For analysis of the efficacy of combination therapy, the Balb/C mice were randomized into four groups (n = 7 mice/group): control, anti-PD-L1 mAb, losartan, and combination of losartan and anti-PD-L1 mAb. 4T1 cells (5 × 10⁵) were injected subcutaneously into the right flanks of mice. The cancer-bearing mice were treated with rat IgG isotype, losartan, PD-L1 mAb, or the dual agents respectively. The administration of losartan was the same as before. Losartan was given every day throughout the experiment.
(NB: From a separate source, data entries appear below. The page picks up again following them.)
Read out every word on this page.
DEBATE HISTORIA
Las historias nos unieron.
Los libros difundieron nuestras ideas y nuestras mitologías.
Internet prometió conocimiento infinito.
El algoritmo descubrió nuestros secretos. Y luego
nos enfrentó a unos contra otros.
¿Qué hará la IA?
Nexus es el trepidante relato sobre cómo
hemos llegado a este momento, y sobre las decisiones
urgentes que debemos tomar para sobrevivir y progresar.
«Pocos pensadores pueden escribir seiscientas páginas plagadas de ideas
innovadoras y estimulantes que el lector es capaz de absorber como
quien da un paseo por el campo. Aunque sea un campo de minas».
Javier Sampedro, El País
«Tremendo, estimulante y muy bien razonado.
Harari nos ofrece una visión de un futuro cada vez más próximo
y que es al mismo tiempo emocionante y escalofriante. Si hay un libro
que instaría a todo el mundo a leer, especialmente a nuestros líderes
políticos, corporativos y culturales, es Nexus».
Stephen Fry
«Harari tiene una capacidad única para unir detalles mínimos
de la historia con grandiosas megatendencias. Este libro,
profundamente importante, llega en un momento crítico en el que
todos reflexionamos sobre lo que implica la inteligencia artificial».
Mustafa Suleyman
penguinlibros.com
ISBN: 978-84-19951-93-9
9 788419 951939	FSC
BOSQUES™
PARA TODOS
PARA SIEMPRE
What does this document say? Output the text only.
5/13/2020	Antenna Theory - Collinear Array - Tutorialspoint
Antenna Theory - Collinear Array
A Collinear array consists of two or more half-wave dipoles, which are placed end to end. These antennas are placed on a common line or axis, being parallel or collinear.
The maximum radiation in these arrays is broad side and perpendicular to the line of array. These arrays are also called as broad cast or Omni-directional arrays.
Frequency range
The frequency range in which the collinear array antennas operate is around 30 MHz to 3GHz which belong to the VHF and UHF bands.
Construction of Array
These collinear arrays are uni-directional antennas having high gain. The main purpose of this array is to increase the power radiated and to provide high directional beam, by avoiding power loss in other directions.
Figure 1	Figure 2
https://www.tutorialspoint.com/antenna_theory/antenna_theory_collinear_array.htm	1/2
PD-L1 mAb and same dose rat IgG isotype (200 µg/mouse) were given intraperitoneally on D7, 10, 13 and 16 after tumor inoculation.¹⁹ The caliper was used to measure the tumor diameters every 3 days. The tumor volume was calculated using the following formula: volume = width² × length × 0.52. The tumor-bearing mice were euthanized one week after the last dose of anti-PD-L1 mA. The spleens were harvested and weighted. The tumor tissues were fixed with 4% paraformaldehyde and used for immunohistochemical staining.

Depletion of CD8 T cells in vivo

For depletion of CD8⁺ T lymphocytes,²⁰ 4T1 cells (5 × 10⁵) were injected subcutaneously into the right flanks of mice (n = 5 per group). Anti-CD8 antibody (10 mg/kg) was injected intraperitoneally on the same day (day 0) but before inoculation with 4T1 tumor cells, then administered on day 7, 10, 13 and 16. The administration of losartan/anti-PD-L1 mA was same as before. The caliper was used to measure the tumor diameter every 3 days. The tumor volume was calculated.

ELISA for TGF-β1

The concentration of TGF-β1 in the serum was measured with a mouse TGF-β1 ELISA kit according to the manufacturer̛̛̛s instructions. The reaction was read at 450 nm.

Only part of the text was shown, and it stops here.